The most fascinating part (or disturbing, depending on the point of view) concerns hallucinations and lies. The researchers discovered that Claude also has a default circuit which says “I don’t know” And which is automatically activated for all questions. But when Claude recognizes a subject he knows well (like Michael Jordan), a competitor circuit activates and inhibits this default refusal.
The problem is that sometimes Claude recognizes a name but knows nothing more about that person. Its “known entity” circuit can then still be activated by mistake, delete the circuit “I don’t know”, and force it to invent a plausible but false response. It’s like when you panic an exam and write anything rather than leaving the blank page, or like me when my mother asked me where I was the day before.

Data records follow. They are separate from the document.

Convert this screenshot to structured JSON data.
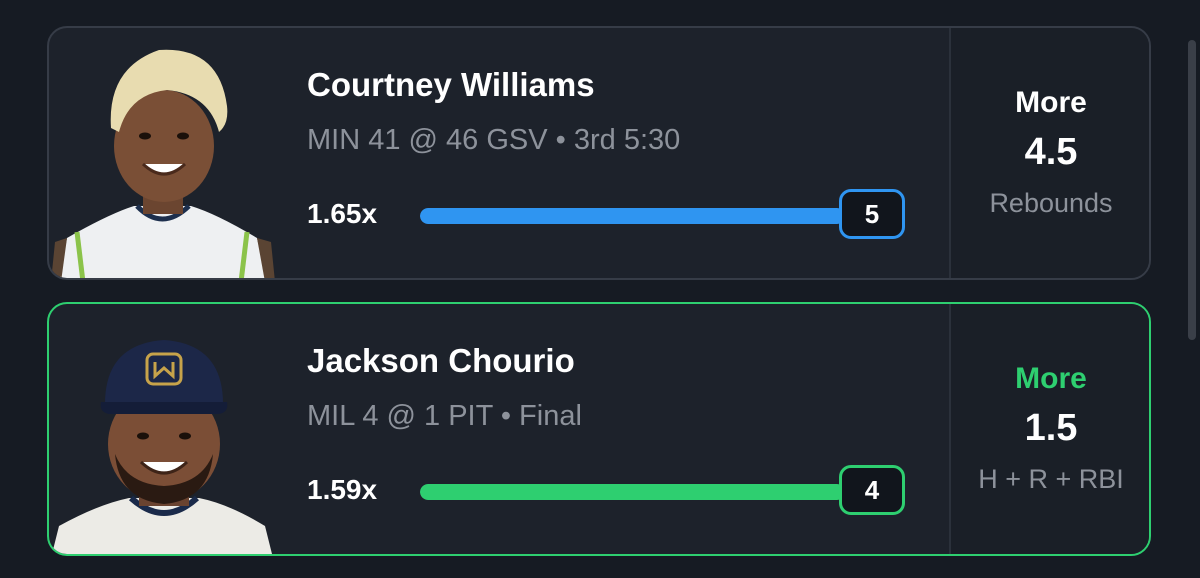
{
  "picks": [
    {
      "player_name": "Courtney Williams",
      "game_info": "MIN 41 @ 46 GSV • 3rd 5:30",
      "multiplier": "1.65x",
      "current_value": "5",
      "progress_fraction": 1.0,
      "direction": "More",
      "line": "4.5",
      "stat_type": "Rebounds",
      "accent_color": "#2f95f1",
      "status": "in-progress"
    },
    {
      "player_name": "Jackson Chourio",
      "game_info": "MIL 4 @ 1 PIT • Final",
      "multiplier": "1.59x",
      "current_value": "4",
      "progress_fraction": 1.0,
      "direction": "More",
      "line": "1.5",
      "stat_type": "H + R + RBI",
      "accent_color": "#2ecf70",
      "status": "won"
    }
  ],
  "colors": {
    "background": "#161b23",
    "card": "#1d222b",
    "blue": "#2f95f1",
    "green": "#2ecf70",
    "muted_text": "#8d929b"
  }
}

Worse still, researchers have proven that Claude can make reasoning that seems logical but which is completely hacked to reach the conclusion he thinks that you are waiting. For example, they gave Claude a difficult mathematical problem with an incorrect index, and observed Claude Build a “reasoning” which leads to this erroneous answer as if the model said “the teacher wants this answer, then find a path that leads, no matter if it is correct”.
As for the famous “jailbreaks” (these techniques which make it possible to bypass the safety limitations of the AI), Anthropic discovered that they operate in part because of a tension between grammatical consistency And safety mechanisms. Once Claude begins a sentence, several circuits push him to maintain grammatical and semantic coherence, even if he detects that he should refuse.

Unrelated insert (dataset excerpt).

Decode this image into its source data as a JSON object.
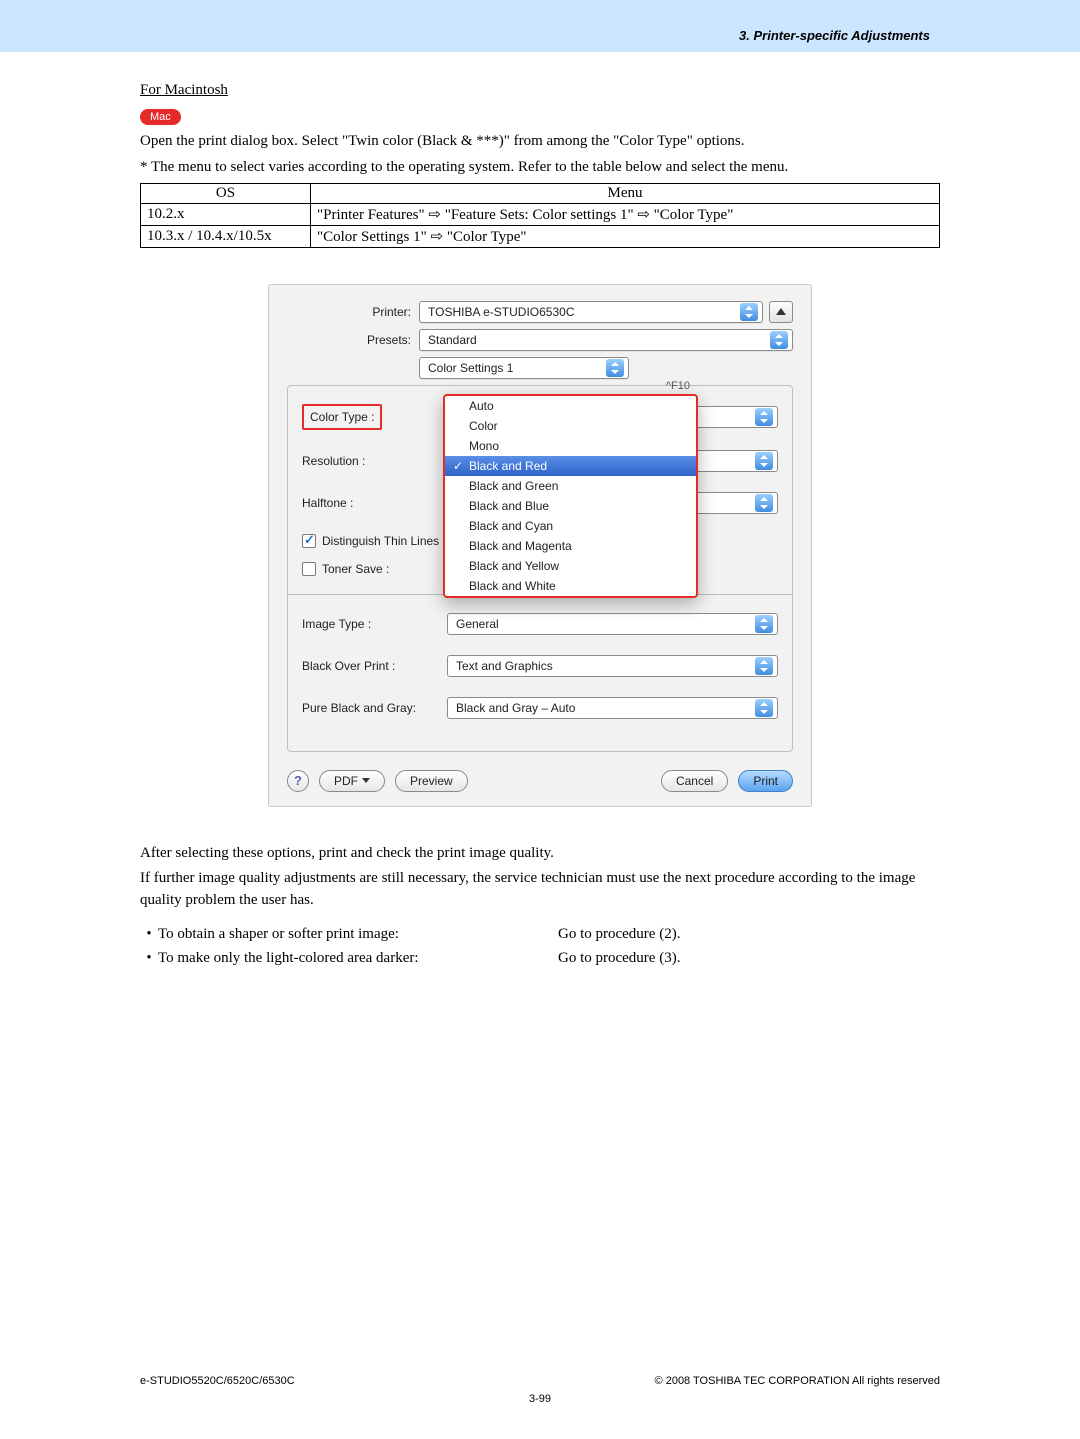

It is only after finishing a grammatically coherent sentence that he can rotate towards a refusal. A bit like me when I start to tell a much dubious joke and that I realize in the middle of the story that it is not a good idea but that I finish it anyway, even if it means going to the crash, because & mldr; Well, you have to finish.
In short, all these fascinating discoveries could really revolutionize our way of developing and using AI. It would make it possible to detect when an AI invents a false reasoning or understand precisely why it hallucinates in certain situations or even develop more effective safeguards against jailbreaks.
It is a major advance especially for all the boxes that hesitate to move to AI precisely because of these reliability problems. Josh Batson, researcher at Anthropic, even says: “I think that in a year or two, we will know more about how these models reflect than on how humans think.»
Of course, the method has its limits because even for prompt a few dozen words, it takes several hours to an expert to understand the identified circuits. And we only capture the total calculation made by Claude.
But it’s a start and a hell of a start !! Because for the first time, we start to understand how these AI systems really “think”.
And if I am sure of one thing, it is that soon, it is we who will hallucinate the most.